Summary: Researchers have identified a natural substance, hederagenin, that blocks the NPFFR1 receptor, a protein involved in pain perception in the brain and spinal cord. NPFFR1 has long been a challenging target due to its similarities to related receptors, but advanced screening and computer modeling revealed its unique binding mode.
This discovery offers significant insights into the activation mechanisms of NPFFR1, paving the way for the development of new chronic pain treatments. The study highlights the value of interdisciplinary collaboration in translating basic research into real-world therapeutic applications.
Key Facts:
- NPFFR1 Role: NPFFR1 is a receptor found in the spinal cord and brain regions critical for pain perception.
- Hederagenin Discovery: Researchers identified hederagenin as a natural inhibitor of NPFFR1 through advanced screening techniques.
- Therapeutic Potential: Blocking NPFFR1 could lead to innovative treatments for chronic pain.
Source: Leipzig University
Neuropeptide FF receptor 1 (NPFFR1) is a G protein-coupled receptor (GPCR) involved in the signalling of various physiological processes in the human body.
In recent years, it has been discovered that this protein is mainly found in the spinal cord and in areas of the brain involved in pain perception. Blocking this receptor could help treat chronic pain.
This has not been possible until now because NPFFR1 has many similar relatives.
Two scientists from Beck-Sickinger’s research group tested thousands of substances. Michael Schaefer, Professor of Pharmacology at the Faculty of Medicine, provided a screening platform for this purpose.
The researchers came across the naturally occurring substance hederagenin. They characterised the binding mode of the inhibitor in detailed in vitro studies.
Computer modelling of the three-dimensional receptor-inhibitor complex by Professor Jens Meiler’s group at the Institute for Drug Discovery confirmed this insight.
“These findings make a significant contribution to understanding the activation mechanism of NPFFR1 and may facilitate the rational design of future therapeutics for chronic pain. They demonstrate the importance of basic research in translating findings into applications,” says Professor Beck-Sickinger.
The work was carried out as part of Collaborative Research Centre 1423, Structural Dynamics of GPCR Activation and Signaling.
This research success was only possible thanks to close collaboration between the various working groups at Leipzig University, as is made possible by such a Collaborative Research Centre.

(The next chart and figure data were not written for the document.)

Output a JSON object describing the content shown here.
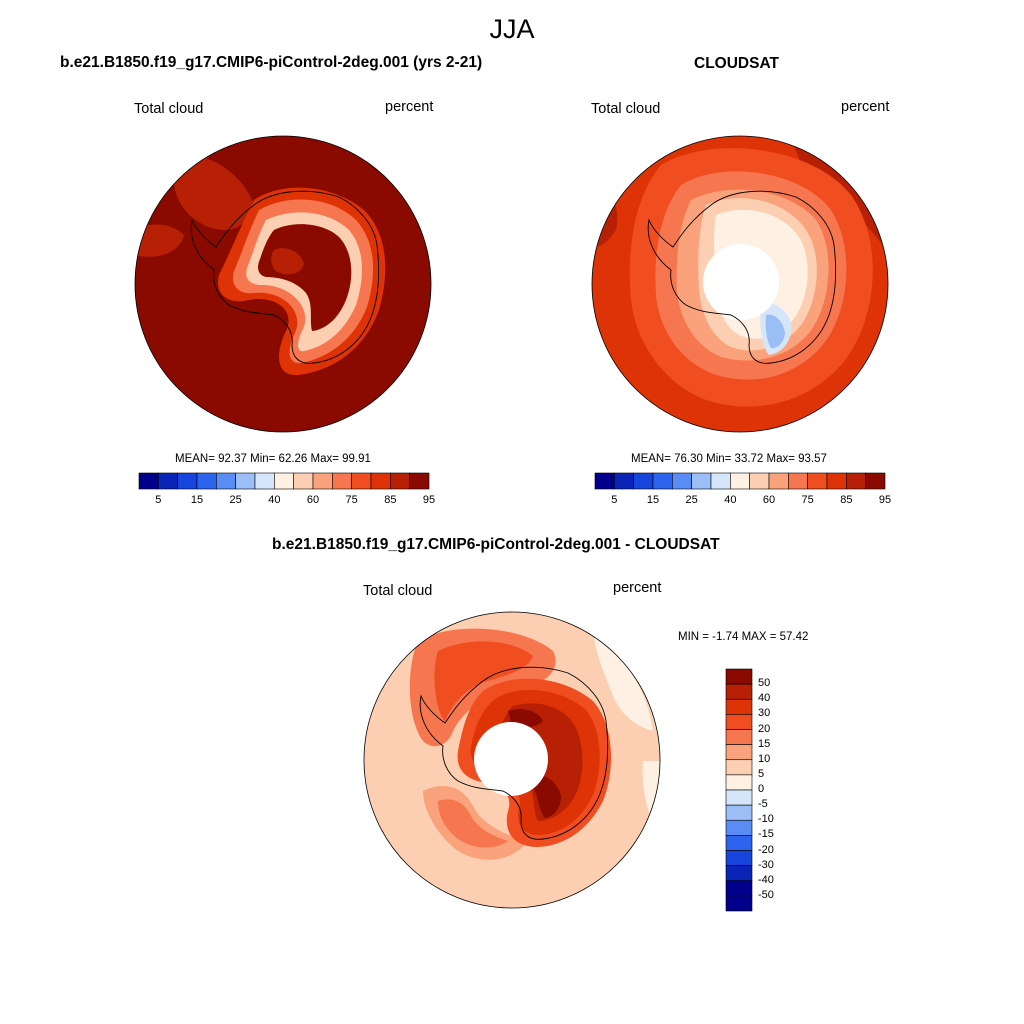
{
  "page": {
    "title": "JJA"
  },
  "palette": {
    "levels": [
      "#00008c",
      "#0a24b8",
      "#1644dc",
      "#2c64f0",
      "#5a8cf5",
      "#9cbef7",
      "#d6e6fa",
      "#fff0e4",
      "#fccfb2",
      "#f9a27c",
      "#f6764f",
      "#f04d20",
      "#dd3306",
      "#b82006",
      "#8a0a00"
    ]
  },
  "panels": [
    {
      "id": "model",
      "title": "b.e21.B1850.f19_g17.CMIP6-piControl-2deg.001 (yrs 2-21)",
      "field_label": "Total cloud",
      "units_label": "percent",
      "stats": "MEAN=  92.37  Min=  62.26  Max=  99.91",
      "colorbar_ticks": [
        "5",
        "15",
        "25",
        "40",
        "60",
        "75",
        "85",
        "95"
      ]
    },
    {
      "id": "obs",
      "title": "CLOUDSAT",
      "field_label": "Total cloud",
      "units_label": "percent",
      "stats": "MEAN=  76.30  Min=  33.72  Max=  93.57",
      "colorbar_ticks": [
        "5",
        "15",
        "25",
        "40",
        "60",
        "75",
        "85",
        "95"
      ]
    },
    {
      "id": "diff",
      "title": "b.e21.B1850.f19_g17.CMIP6-piControl-2deg.001 - CLOUDSAT",
      "field_label": "Total cloud",
      "units_label": "percent",
      "stats": "MIN =  -1.74 MAX =  57.42",
      "colorbar_ticks": [
        "50",
        "40",
        "30",
        "20",
        "15",
        "10",
        "5",
        "0",
        "-5",
        "-10",
        "-15",
        "-20",
        "-30",
        "-40",
        "-50"
      ]
    }
  ]
}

About this pain research news
Author: Susann Sika
Source: Leipzig University
Contact: Susann Sika – Leipzig University
Image: The image is credited to Neuroscience News
Original Research: Open access.
“Hederagenin is a Highly Selective Antagonist of the Neuropeptide FF Receptor 1 that Reveals Mechanisms for Subtype Selectivity” by Annette Beck-Sickinger et al. Angewandte Chemie International Edition
Abstract
Hederagenin is a Highly Selective Antagonist of the Neuropeptide FF Receptor 1 that Reveals Mechanisms for Subtype Selectivity
RF-amide peptide receptors including the neuropeptide FF receptor 1 (NPFFR1) are G protein-coupled receptors (GPCRs) that modulate diverse physiological functions. High conservation of endogenous ligands and receptors makes the identification of selective ligands challenging.
Previously identified antagonists mimic the C-terminus of peptide ligands and lack selectivity towards the closely related neuropeptide FF receptor 2 (NPFFR2) or the neuropeptide Y1 receptor (Y1R). In a high-throughput screening, we identified the pentacyclic triterpenoid hederagenin (1) as a novel selective antagonist for the NPFFR1.

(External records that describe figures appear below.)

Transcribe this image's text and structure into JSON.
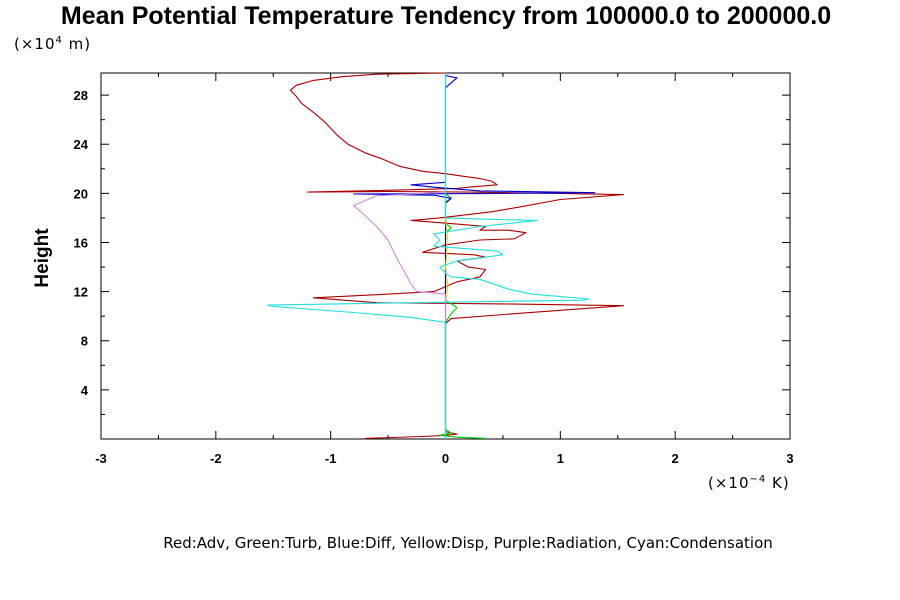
{
  "chart_data": {
    "type": "line",
    "title": "Mean Potential Temperature Tendency from 100000.0 to 200000.0",
    "y_unit_label": "(×10",
    "y_unit_exp": "4",
    "y_unit_suffix": " m)",
    "x_unit_label": "(×10",
    "x_unit_exp": "−4",
    "x_unit_suffix": " K)",
    "ylabel": "Height",
    "xlabel": "",
    "xlim": [
      -3,
      3
    ],
    "ylim": [
      0,
      29.8
    ],
    "x_ticks": [
      -3,
      -2,
      -1,
      0,
      1,
      2,
      3
    ],
    "x_tick_labels": [
      "-3",
      "-2",
      "-1",
      "0",
      "1",
      "2",
      "3"
    ],
    "y_ticks": [
      4,
      8,
      12,
      16,
      20,
      24,
      28
    ],
    "y_tick_labels": [
      "4",
      "8",
      "12",
      "16",
      "20",
      "24",
      "28"
    ],
    "legend_text": "Red:Adv, Green:Turb, Blue:Diff, Yellow:Disp, Purple:Radiation, Cyan:Condensation",
    "legend_position": "bottom",
    "grid": false,
    "series": [
      {
        "name": "Adv",
        "color": "#aa0000",
        "points": [
          [
            -0.7,
            0.05
          ],
          [
            -0.2,
            0.2
          ],
          [
            0.0,
            0.3
          ],
          [
            0.1,
            0.4
          ],
          [
            0.0,
            0.6
          ],
          [
            0.0,
            9.4
          ],
          [
            0.05,
            9.8
          ],
          [
            0.6,
            10.2
          ],
          [
            1.55,
            10.85
          ],
          [
            0.5,
            11.0
          ],
          [
            -0.6,
            11.1
          ],
          [
            -1.15,
            11.5
          ],
          [
            -0.5,
            11.8
          ],
          [
            -0.1,
            12.0
          ],
          [
            0.1,
            12.8
          ],
          [
            0.3,
            13.2
          ],
          [
            0.35,
            13.8
          ],
          [
            0.2,
            14.0
          ],
          [
            0.1,
            14.5
          ],
          [
            0.35,
            14.8
          ],
          [
            0.25,
            15.0
          ],
          [
            -0.2,
            15.2
          ],
          [
            0.0,
            15.8
          ],
          [
            0.3,
            16.2
          ],
          [
            0.6,
            16.3
          ],
          [
            0.7,
            16.8
          ],
          [
            0.55,
            17.0
          ],
          [
            0.3,
            17.0
          ],
          [
            0.35,
            17.3
          ],
          [
            0.1,
            17.5
          ],
          [
            -0.3,
            17.8
          ],
          [
            -0.05,
            18.0
          ],
          [
            0.4,
            18.5
          ],
          [
            0.65,
            18.9
          ],
          [
            1.0,
            19.5
          ],
          [
            1.55,
            19.9
          ],
          [
            1.0,
            20.0
          ],
          [
            0.2,
            20.1
          ],
          [
            -0.5,
            20.15
          ],
          [
            -1.2,
            20.1
          ],
          [
            -0.3,
            20.3
          ],
          [
            0.1,
            20.4
          ],
          [
            0.2,
            20.5
          ],
          [
            0.45,
            20.7
          ],
          [
            0.4,
            21.0
          ],
          [
            0.3,
            21.2
          ],
          [
            0.15,
            21.4
          ],
          [
            0.0,
            21.6
          ],
          [
            -0.2,
            21.8
          ],
          [
            -0.4,
            22.2
          ],
          [
            -0.55,
            22.8
          ],
          [
            -0.7,
            23.3
          ],
          [
            -0.85,
            24.0
          ],
          [
            -0.95,
            24.8
          ],
          [
            -1.05,
            25.8
          ],
          [
            -1.15,
            26.6
          ],
          [
            -1.25,
            27.3
          ],
          [
            -1.3,
            27.9
          ],
          [
            -1.35,
            28.4
          ],
          [
            -1.3,
            28.8
          ],
          [
            -1.15,
            29.2
          ],
          [
            -0.9,
            29.5
          ],
          [
            -0.6,
            29.7
          ],
          [
            -0.3,
            29.75
          ],
          [
            0.0,
            29.8
          ]
        ]
      },
      {
        "name": "Turb",
        "color": "#00cc00",
        "points": [
          [
            0.35,
            0.05
          ],
          [
            0.1,
            0.15
          ],
          [
            -0.05,
            0.3
          ],
          [
            0.05,
            0.5
          ],
          [
            0.0,
            0.8
          ],
          [
            0.0,
            9.5
          ],
          [
            0.05,
            10.2
          ],
          [
            0.1,
            10.7
          ],
          [
            0.05,
            11.0
          ],
          [
            0.0,
            11.3
          ],
          [
            0.0,
            16.8
          ],
          [
            0.05,
            17.2
          ],
          [
            0.0,
            17.6
          ],
          [
            0.0,
            19.3
          ],
          [
            0.05,
            19.6
          ],
          [
            0.0,
            20.0
          ]
        ]
      },
      {
        "name": "Diff",
        "color": "#0000cc",
        "points": [
          [
            0.0,
            0.0
          ],
          [
            0.0,
            10.9
          ],
          [
            0.0,
            11.2
          ],
          [
            0.0,
            19.2
          ],
          [
            0.05,
            19.6
          ],
          [
            -0.1,
            19.85
          ],
          [
            -0.8,
            19.95
          ],
          [
            0.5,
            20.0
          ],
          [
            1.3,
            20.05
          ],
          [
            0.3,
            20.2
          ],
          [
            -0.1,
            20.5
          ],
          [
            -0.3,
            20.7
          ],
          [
            0.0,
            20.9
          ],
          [
            0.0,
            21.2
          ],
          [
            0.0,
            28.6
          ],
          [
            0.05,
            29.0
          ],
          [
            0.1,
            29.4
          ],
          [
            0.0,
            29.6
          ],
          [
            0.0,
            29.8
          ]
        ]
      },
      {
        "name": "Disp",
        "color": "#dddd00",
        "points": [
          [
            0.0,
            0.0
          ],
          [
            0.0,
            11.0
          ],
          [
            0.02,
            12.5
          ],
          [
            0.0,
            14.0
          ],
          [
            0.02,
            16.0
          ],
          [
            0.0,
            18.0
          ],
          [
            0.0,
            20.0
          ]
        ]
      },
      {
        "name": "Radiation",
        "color": "#cc88dd",
        "points": [
          [
            0.0,
            0.0
          ],
          [
            0.0,
            11.8
          ],
          [
            -0.25,
            12.0
          ],
          [
            -0.3,
            12.6
          ],
          [
            -0.35,
            13.5
          ],
          [
            -0.4,
            14.3
          ],
          [
            -0.45,
            15.2
          ],
          [
            -0.5,
            16.2
          ],
          [
            -0.6,
            17.3
          ],
          [
            -0.7,
            18.2
          ],
          [
            -0.8,
            19.0
          ],
          [
            -0.6,
            19.8
          ],
          [
            -0.2,
            20.0
          ],
          [
            0.0,
            20.1
          ]
        ]
      },
      {
        "name": "Condensation",
        "color": "#22dddd",
        "points": [
          [
            0.0,
            0.0
          ],
          [
            0.0,
            9.5
          ],
          [
            -0.3,
            9.9
          ],
          [
            -0.8,
            10.3
          ],
          [
            -1.5,
            10.8
          ],
          [
            -1.55,
            10.9
          ],
          [
            -0.3,
            11.1
          ],
          [
            1.2,
            11.3
          ],
          [
            1.25,
            11.4
          ],
          [
            0.75,
            11.8
          ],
          [
            0.55,
            12.2
          ],
          [
            0.3,
            13.0
          ],
          [
            0.05,
            13.2
          ],
          [
            0.0,
            13.5
          ],
          [
            -0.05,
            14.0
          ],
          [
            0.1,
            14.5
          ],
          [
            0.5,
            15.0
          ],
          [
            0.45,
            15.3
          ],
          [
            -0.1,
            15.7
          ],
          [
            -0.05,
            16.2
          ],
          [
            -0.1,
            16.7
          ],
          [
            0.3,
            17.3
          ],
          [
            0.8,
            17.8
          ],
          [
            0.35,
            17.9
          ],
          [
            0.0,
            18.0
          ],
          [
            0.0,
            29.8
          ]
        ]
      }
    ]
  }
}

Hederagenin (1) is a natural product isolated from Hedera helix (ivy). We characterized its mode of activity using in vitro and in silico methods, revealing an overlapping binding site of the small molecule with the orthosteric peptide agonists.
Despite the high similarity of the orthosteric binding pockets of NPFFR1 and NPFFR2, hederagenin (1) shows strong subtype selectivity, particularly caused by slight differences in the shape of the binding pockets and the rigidity of the small molecule.
Several residues inhibiting the activity of hederagenin (1) at the NPFFR2 were identified. As NPFFR1 antagonists are discussed as potential candidates for the treatment of chronic pain, these insights into the structural determinants governing subtype specificity will facilitate the development of next-generation analgesics with improved safety and efficacy.